Simple means easy to
understand and easy to use. This blog elaborates the reason behind
consensus is no longer used as a library is that it required
developer to be experts in distributed systems to understand the
operational characteristics of failure modes and how to debug them.
(3) The service
needs good performance.
Consensus is
expensive. Even so, a service should make full effort of it to
provide performance.
Therefore, after a
bunch of distributed projects with animal names, Yahoo designed
ZooKeeper which uses Zab (Paxos-like consensus) algorithm to
satisfy (1), uses hierarchal namespace and file system like
model to satisfy (2), uses non-blocking pipelined architecture
to satisfy (3).
Zab provides
different properties than Paxos. It's designed for coordination with
high availability thanks to primary ordered passive state machine
replication (SMR).
ZooKeeper's file
system like API model has three advantages: one, file system API is
easy to understand by more developers; two, hierarchal namespace
makes more use cases possible of the service (e.g. discovery); three,
partition the clients of different use. However, it is unlike a real
file system, because some features (e.g. rename) is not provided due
to hard to implement and possibly in the cost of system performance.
Pipelined
architecture is the different request processors we described in few
blogs earlier. Different request processor chain is the main reason
for different behavior of leader and follower nodes.
Early version of
ZooKeeper is written by one engineer in three months. To developer's
surprise, the service can actually provide all kinds of coordination
primitives than their initial request. Same story happened to
Google's distributed lock service Chubby, that can be used for more
tasks other than locks.
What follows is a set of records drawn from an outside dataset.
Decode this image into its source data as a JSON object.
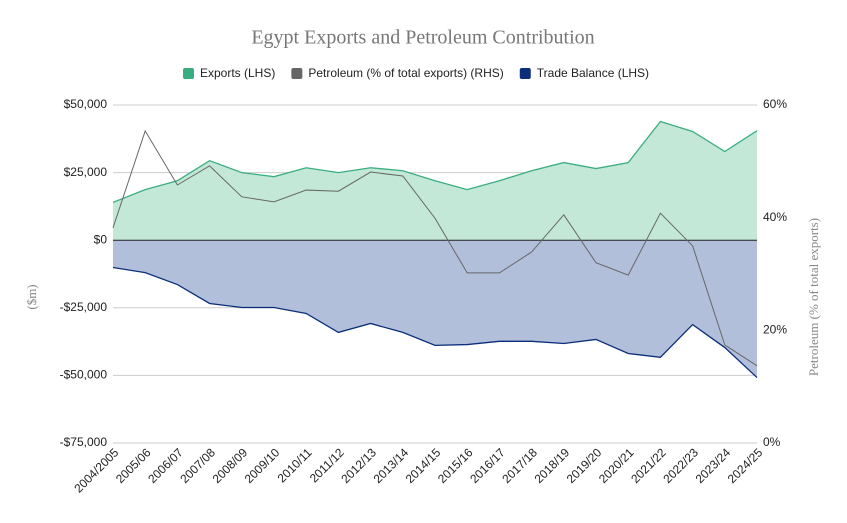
{
  "chart_data": {
    "type": "area",
    "title": "Egypt Exports and Petroleum Contribution",
    "categories": [
      "2004/2005",
      "2005/06",
      "2006/07",
      "2007/08",
      "2008/09",
      "2009/10",
      "2010/11",
      "2011/12",
      "2012/13",
      "2013/14",
      "2014/15",
      "2015/16",
      "2016/17",
      "2017/18",
      "2018/19",
      "2019/20",
      "2020/21",
      "2021/22",
      "2022/23",
      "2023/24",
      "2024/25"
    ],
    "series": [
      {
        "name": "Exports (LHS)",
        "color": "#3aae80",
        "fill": "#c3e8d8",
        "type": "area",
        "values": [
          14000,
          18700,
          22000,
          29400,
          25000,
          23500,
          26800,
          25000,
          26800,
          25700,
          22000,
          18700,
          22000,
          25700,
          28700,
          26500,
          28700,
          43900,
          40200,
          32800,
          40500
        ]
      },
      {
        "name": "Petroleum (% of total exports) (RHS)",
        "color": "#666666",
        "type": "line",
        "axis": "y2",
        "values": [
          38.2,
          55.4,
          45.8,
          49.2,
          43.7,
          42.8,
          44.9,
          44.7,
          48.1,
          47.4,
          39.9,
          30.2,
          30.2,
          33.9,
          40.5,
          32.0,
          29.8,
          40.8,
          35.0,
          17.4,
          13.7
        ]
      },
      {
        "name": "Trade Balance (LHS)",
        "color": "#0b2e7a",
        "fill": "#b1bfda",
        "type": "area",
        "values": [
          -10100,
          -12000,
          -16400,
          -23400,
          -24900,
          -24900,
          -27100,
          -34100,
          -30800,
          -34100,
          -38900,
          -38600,
          -37400,
          -37400,
          -38200,
          -36700,
          -41900,
          -43300,
          -31200,
          -39700,
          -50800
        ]
      }
    ],
    "ylabel": "($m)",
    "y2label": "Petroleum (% of total exports)",
    "ylim": [
      -75000,
      50000
    ],
    "yticks": [
      {
        "value": -75000,
        "label": "-$75,000"
      },
      {
        "value": -50000,
        "label": "-$50,000"
      },
      {
        "value": -25000,
        "label": "-$25,000"
      },
      {
        "value": 0,
        "label": "$0"
      },
      {
        "value": 25000,
        "label": "$25,000"
      },
      {
        "value": 50000,
        "label": "$50,000"
      }
    ],
    "y2lim": [
      0,
      60
    ],
    "y2ticks": [
      {
        "value": 0,
        "label": "0%"
      },
      {
        "value": 20,
        "label": "20%"
      },
      {
        "value": 40,
        "label": "40%"
      },
      {
        "value": 60,
        "label": "60%"
      }
    ],
    "grid": true,
    "legend": "top"
  }
}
Since release, more contributors have added
rich features into ZooKeeper, and years of work to implement,
optimize and test made ZooKeeper mature and popular.
So far, ZooKeeper is
the only consensus system that pass the test, whereas etcd, based on
Raft algorithm failed in partitions.
[Chandra et al. 1996] Chandra, Tushar Deepak, and Sam Toueg. "Unreliable failure detectors for reliable distributed systems." Journal of the ACM (JACM) 43.2 (1996): 225-267.